Mon camarade ramassa le morceau de bois encore allumé et avança encore quelques pas. Comme j’avais fini d’attacher le cheval sous l’avant-toit qui masquait la porte, j’entrai et je l’aperçus avec sa lumière à la main, au milieu d’un nuage de fumée. Avec son manteau blanc, il ressemblait à un pénitent de la même couleur. Il jetait des regards à droite et à gauche, ne voyant personne, parce qu’il ne pouvait pas voir dans le fond de l’habitation. Lorsqu’il se fut assuré que j’étais entré, rompant le silence et s’efforçant de faire une voix douce, il souhaita le mieux qu’il put le bonjour en langue polonaise.

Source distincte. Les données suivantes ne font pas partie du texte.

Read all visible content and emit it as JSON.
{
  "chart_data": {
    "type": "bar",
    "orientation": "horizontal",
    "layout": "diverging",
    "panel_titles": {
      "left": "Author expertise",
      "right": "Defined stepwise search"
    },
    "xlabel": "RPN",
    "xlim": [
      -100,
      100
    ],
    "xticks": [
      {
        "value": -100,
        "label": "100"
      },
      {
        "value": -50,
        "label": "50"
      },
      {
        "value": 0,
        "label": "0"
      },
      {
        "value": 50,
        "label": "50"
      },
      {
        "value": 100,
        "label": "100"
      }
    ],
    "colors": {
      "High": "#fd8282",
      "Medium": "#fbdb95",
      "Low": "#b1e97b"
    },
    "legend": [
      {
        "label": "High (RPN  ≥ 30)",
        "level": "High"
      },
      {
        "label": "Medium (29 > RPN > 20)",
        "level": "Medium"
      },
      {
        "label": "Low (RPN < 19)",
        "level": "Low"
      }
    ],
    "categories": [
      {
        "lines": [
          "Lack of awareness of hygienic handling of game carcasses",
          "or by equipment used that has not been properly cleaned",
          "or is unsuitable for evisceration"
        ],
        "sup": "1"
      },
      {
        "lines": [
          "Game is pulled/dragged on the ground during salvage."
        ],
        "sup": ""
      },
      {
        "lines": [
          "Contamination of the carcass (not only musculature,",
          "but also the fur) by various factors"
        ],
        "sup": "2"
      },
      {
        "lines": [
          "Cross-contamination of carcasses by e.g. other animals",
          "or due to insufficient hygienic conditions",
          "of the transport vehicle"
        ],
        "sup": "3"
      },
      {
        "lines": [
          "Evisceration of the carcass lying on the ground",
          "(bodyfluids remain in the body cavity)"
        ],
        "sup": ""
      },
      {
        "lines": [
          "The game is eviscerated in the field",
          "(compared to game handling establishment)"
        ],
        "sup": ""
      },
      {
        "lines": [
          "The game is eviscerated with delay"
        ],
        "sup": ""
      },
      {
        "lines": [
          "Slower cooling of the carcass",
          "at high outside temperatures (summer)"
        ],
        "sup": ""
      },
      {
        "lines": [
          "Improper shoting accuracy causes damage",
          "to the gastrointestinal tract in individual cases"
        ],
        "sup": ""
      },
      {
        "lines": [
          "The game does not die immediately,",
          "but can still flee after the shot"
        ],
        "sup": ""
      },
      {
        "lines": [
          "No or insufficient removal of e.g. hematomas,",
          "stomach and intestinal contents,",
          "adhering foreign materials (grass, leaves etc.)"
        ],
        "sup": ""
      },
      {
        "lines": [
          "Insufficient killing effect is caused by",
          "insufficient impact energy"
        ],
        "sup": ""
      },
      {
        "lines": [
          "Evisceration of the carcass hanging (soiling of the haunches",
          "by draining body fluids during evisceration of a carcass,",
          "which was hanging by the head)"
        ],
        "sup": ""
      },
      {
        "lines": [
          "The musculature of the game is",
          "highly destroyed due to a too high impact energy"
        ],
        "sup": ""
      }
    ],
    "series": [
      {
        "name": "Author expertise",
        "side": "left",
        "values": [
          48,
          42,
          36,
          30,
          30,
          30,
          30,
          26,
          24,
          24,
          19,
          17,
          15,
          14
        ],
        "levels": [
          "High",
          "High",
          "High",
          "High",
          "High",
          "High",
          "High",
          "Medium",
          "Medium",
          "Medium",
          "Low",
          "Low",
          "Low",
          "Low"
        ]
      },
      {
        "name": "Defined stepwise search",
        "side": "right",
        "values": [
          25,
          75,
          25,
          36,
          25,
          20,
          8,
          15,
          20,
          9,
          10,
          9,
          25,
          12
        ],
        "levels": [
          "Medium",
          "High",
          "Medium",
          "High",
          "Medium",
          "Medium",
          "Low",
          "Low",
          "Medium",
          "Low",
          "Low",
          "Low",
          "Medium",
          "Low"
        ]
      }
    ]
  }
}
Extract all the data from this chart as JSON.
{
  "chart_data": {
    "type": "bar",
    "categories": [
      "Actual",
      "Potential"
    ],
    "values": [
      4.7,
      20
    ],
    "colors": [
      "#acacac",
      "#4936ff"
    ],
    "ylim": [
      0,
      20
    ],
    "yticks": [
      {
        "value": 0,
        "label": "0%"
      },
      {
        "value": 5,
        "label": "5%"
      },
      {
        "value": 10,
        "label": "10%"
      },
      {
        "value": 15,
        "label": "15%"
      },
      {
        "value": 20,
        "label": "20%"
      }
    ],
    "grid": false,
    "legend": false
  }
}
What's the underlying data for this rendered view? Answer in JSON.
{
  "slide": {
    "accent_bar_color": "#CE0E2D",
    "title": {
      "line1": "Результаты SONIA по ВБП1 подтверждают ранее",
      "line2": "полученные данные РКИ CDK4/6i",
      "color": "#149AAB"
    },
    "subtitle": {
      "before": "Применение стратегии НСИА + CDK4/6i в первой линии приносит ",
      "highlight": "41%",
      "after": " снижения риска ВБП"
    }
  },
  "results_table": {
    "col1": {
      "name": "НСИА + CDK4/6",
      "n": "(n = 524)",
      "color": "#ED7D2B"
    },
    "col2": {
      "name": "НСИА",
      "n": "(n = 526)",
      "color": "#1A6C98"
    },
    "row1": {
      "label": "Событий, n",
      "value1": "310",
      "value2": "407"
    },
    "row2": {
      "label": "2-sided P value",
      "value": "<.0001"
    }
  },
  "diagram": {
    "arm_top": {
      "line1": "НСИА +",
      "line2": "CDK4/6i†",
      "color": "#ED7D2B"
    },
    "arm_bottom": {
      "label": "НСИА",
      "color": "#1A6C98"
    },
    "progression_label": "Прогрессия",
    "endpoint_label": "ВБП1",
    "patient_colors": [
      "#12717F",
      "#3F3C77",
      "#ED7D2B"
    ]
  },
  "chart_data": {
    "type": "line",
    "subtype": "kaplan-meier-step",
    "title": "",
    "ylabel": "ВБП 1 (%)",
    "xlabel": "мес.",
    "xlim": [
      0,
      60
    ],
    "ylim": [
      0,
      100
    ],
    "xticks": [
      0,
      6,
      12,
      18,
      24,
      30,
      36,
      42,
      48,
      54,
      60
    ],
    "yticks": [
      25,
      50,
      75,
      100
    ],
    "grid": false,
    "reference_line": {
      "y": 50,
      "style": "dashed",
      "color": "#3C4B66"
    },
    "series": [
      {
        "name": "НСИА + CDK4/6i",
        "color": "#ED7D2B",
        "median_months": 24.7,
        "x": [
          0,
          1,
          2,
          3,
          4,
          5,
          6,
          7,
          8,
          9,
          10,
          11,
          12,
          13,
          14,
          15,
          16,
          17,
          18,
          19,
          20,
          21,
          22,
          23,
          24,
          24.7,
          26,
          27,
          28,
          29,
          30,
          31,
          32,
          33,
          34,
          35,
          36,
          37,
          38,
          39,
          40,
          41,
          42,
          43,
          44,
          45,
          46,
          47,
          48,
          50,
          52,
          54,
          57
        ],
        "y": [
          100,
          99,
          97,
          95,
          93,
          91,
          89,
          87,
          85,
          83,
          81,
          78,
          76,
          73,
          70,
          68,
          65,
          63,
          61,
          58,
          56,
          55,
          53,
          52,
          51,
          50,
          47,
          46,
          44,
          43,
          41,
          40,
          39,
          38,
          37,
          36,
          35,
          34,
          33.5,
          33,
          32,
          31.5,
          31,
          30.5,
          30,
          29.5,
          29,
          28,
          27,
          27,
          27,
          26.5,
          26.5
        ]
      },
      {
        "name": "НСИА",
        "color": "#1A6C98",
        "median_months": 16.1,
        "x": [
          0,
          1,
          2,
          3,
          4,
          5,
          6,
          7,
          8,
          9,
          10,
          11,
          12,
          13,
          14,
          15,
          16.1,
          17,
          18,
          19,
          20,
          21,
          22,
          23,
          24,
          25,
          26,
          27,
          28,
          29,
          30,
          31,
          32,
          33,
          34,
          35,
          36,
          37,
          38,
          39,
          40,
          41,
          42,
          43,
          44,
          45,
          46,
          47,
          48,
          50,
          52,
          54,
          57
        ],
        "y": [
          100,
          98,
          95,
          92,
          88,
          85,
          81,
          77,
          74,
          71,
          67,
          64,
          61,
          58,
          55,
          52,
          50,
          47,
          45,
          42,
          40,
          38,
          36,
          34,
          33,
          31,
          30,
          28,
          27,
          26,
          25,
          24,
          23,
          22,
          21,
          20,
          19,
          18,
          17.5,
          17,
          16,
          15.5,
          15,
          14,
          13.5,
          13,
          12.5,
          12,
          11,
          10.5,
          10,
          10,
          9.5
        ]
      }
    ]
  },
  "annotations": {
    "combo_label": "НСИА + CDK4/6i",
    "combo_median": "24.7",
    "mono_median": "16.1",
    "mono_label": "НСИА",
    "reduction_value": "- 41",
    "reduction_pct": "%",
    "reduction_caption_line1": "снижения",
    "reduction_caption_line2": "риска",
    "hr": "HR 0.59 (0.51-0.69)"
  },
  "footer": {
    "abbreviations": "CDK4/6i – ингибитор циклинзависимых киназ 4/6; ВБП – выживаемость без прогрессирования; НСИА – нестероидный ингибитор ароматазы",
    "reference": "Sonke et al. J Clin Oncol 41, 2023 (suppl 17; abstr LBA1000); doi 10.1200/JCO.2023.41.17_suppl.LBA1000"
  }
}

Je le répétai, mais d’une voix faible. Notre bonjour, quoique mal exprimé, fut entendu, car nous vîmes venir à nous un vieillard qui, aussitôt qu’il aperçut Picart, se mit à crier : « Ah ! ce sont des Français ; c’est bon ! » Il le dit en polonais et le répéta en allemand. Nous lui répondîmes de même que nous étions Français et de la Garde de Napoléon. Au nom de Napoléon et de sa Garde, le brave Polonais (car c’en était un) s’inclina et voulait nous baiser les pieds. Au mot de Français, répété par la vieille femme, nous vîmes deux autres femmes plus jeunes sortir d’une espèce de cachette, qui s’approchèrent de nous en manifestant de la joie. Picart les reconnut pour celles qu’il avait vues dans la forêt et dont nous avions suivi les traces.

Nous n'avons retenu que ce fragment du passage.